La santé est le parent pauvre du plan “France numérique 2012”.
Dans le catalogue des 154 propositions présentées par Éric Besson comme “une des réponses à la crise”, seulement deux mesures maigrichonnes sur les concernent la e-santé !
Au menu la relance du Dossier Médical personnel et développer les services de télésanté et de bien être.

La santé, parent pauvre du plan “France numérique 2012”

Le secrétaire d’État au développement à l’Economie numérique explique que la « déclinaison numérique des services publics doit également concerner le domaine de la santé, avec la mise en place du dossier médical personnel partagé et le développement de la télésanté ». La « révolution numérique dans le monde de la santé n’en est qu’à ses débuts. La production, la diffusion et le partage des informations sont en effet au cœur du fonctionnement du monde de la santé. Leur numérisation, certes encore partielle, ouvre des perspectives considérables. Qu’il s’agisse de personnes âgées, fragiles, handicapées, de malades à leur domicile, tous ont besoin de ces technologies pour pallier des défaillances, garder un lien social, se faire aider, et tout simplement mieux vivre. Ainsi, chacun de nous est préoccupé par l’état de sa santé et peut chercher à améliorer son bien être. Il est donc de la responsabilité des pouvoirs publics de promouvoir et de faciliter la diffusion des technologies numériques afin d’en optimiser les effets, notamment pour la qualité des soins, le meilleur accès et le meilleur accompagnement aux soins dans le domaine sanitaire ou médico-social, et pour favoriser le maintien à domicile des personnes. »
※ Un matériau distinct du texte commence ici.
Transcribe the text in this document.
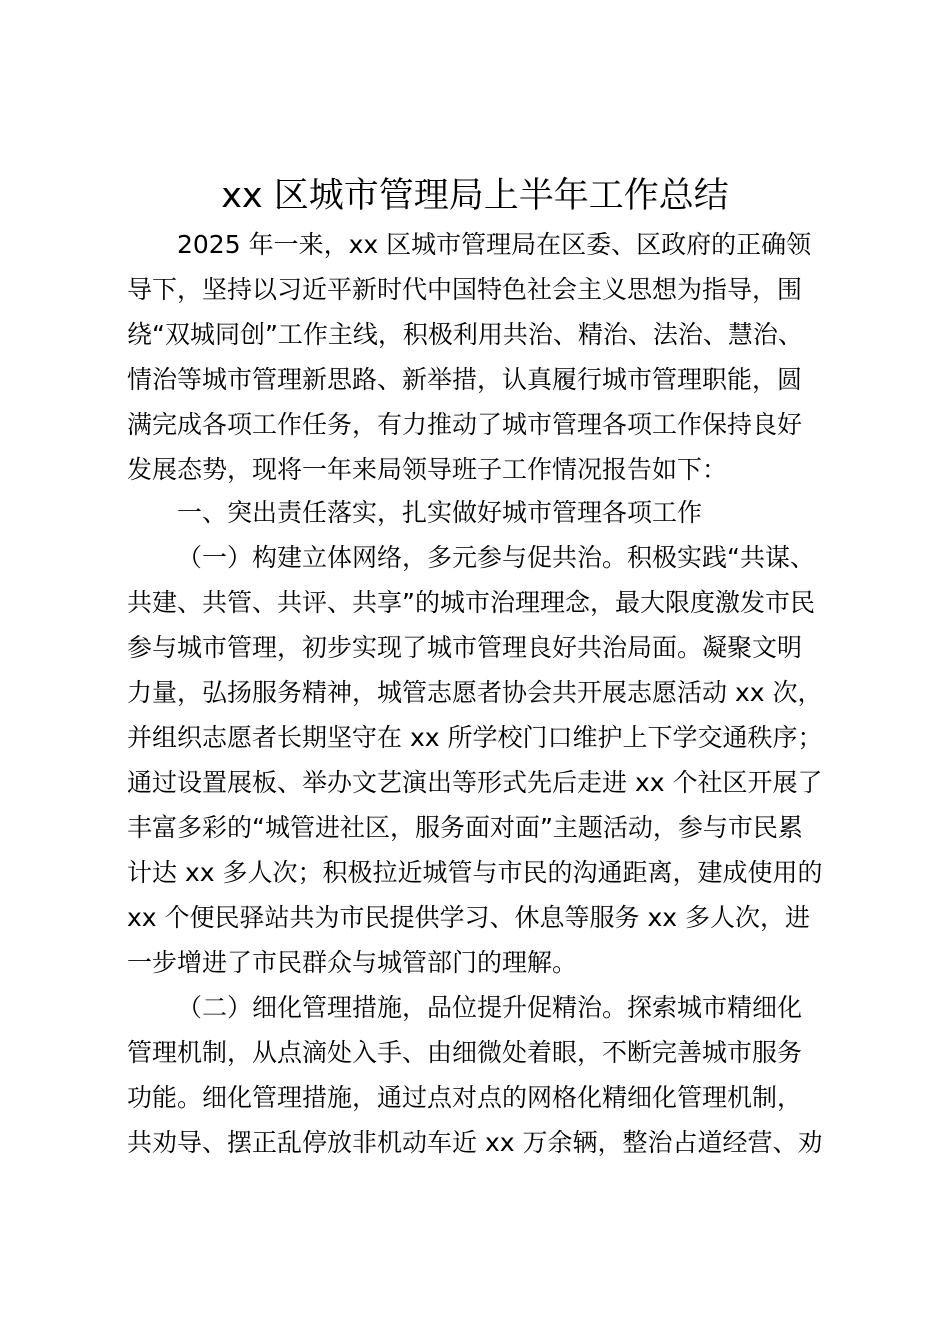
xx 区城市管理局上半年工作总结
2025 年一来，xx 区城市管理局在区委、区政府的正确领
导下，坚持以习近平新时代中国特色社会主义思想为指导，围
绕“双城同创”工作主线，积极利用共治、精治、法治、慧治、
情治等城市管理新思路、新举措，认真履行城市管理职能，圆
满完成各项工作任务，有力推动了城市管理各项工作保持良好
发展态势，现将一年来局领导班子工作情况报告如下：
一、突出责任落实，扎实做好城市管理各项工作
（一）构建立体网络，多元参与促共治。积极实践“共谋、
共建、共管、共评、共享”的城市治理理念，最大限度激发市民
参与城市管理，初步实现了城市管理良好共治局面。凝聚文明
力量，弘扬服务精神，城管志愿者协会共开展志愿活动 xx 次，
并组织志愿者长期坚守在 xx 所学校门口维护上下学交通秩序；
通过设置展板、举办文艺演出等形式先后走进 xx 个社区开展了
丰富多彩的“城管进社区，服务面对面”主题活动，参与市民累
计达 xx 多人次；积极拉近城管与市民的沟通距离，建成使用的
xx 个便民驿站共为市民提供学习、休息等服务 xx 多人次，进
一步增进了市民群众与城管部门的理解。
（二）细化管理措施，品位提升促精治。探索城市精细化
管理机制，从点滴处入手、由细微处着眼，不断完善城市服务
功能。细化管理措施，通过点对点的网格化精细化管理机制，
共劝导、摆正乱停放非机动车近 xx 万余辆，整治占道经营、劝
Exit donc les deux objectifs de santé publique pourtant prioritaires en 2004, c’est à dire la lutte contre la iatrogènie et la redondance des examens, qui lors du vote de la Loi de Réforme de la Sécurité Sociale du 13 aout 2004, avait lancé le Dossier Médical Personnel.
Ce dernier est d’ailleurs oublié totalement par le Plan de Financement de la Sécurité Sociale (PLFSS 2009) ainsi que par le projet de loi “Hôpital, patients, santé et territoires” qui sera présenté devant le Parlement en janvier 2009 et dont l’objectif officiel est pourtant d’offrir des soins de qualité sur tout le territoire.
Roselyne Bachelot avait déclaré le 4 mars 2008, lors d’un “Amphi de la santé” à l’École supérieure des sciences économiques et commerciales (ESSEC), que l’ambition principale des futures Agences Régionales de Santé (ARS) était de «  faire sauter les cloisons entre l’hôpital, la médecine de ville, et le secteur médicosocial  ».
Le 21 mars, lors de la concertation régionale de la mission Larcher à Bordeaux elle récidive : « La ville et l’hôpital ne sauraient s’ignorer plus longtemps. C’est là toute la portée des ARS : fédérer le monde de la santé, pour mieux servir les intérêts de la population. Cette cohérence que nous devons mettre en œuvre ne prendra tout son sens, toute son efficacité, que si nous tissons ces liens à l’échelon régional ».
Afin de « tisser ces liens » comme elle le souhaite pourquoi ne pas se servir de la révolution numérique annoncée par Eric Besson et enfin proposer aux professionnels de santé une messagerie médicale sécurisée, opérationnelle et interopérable ?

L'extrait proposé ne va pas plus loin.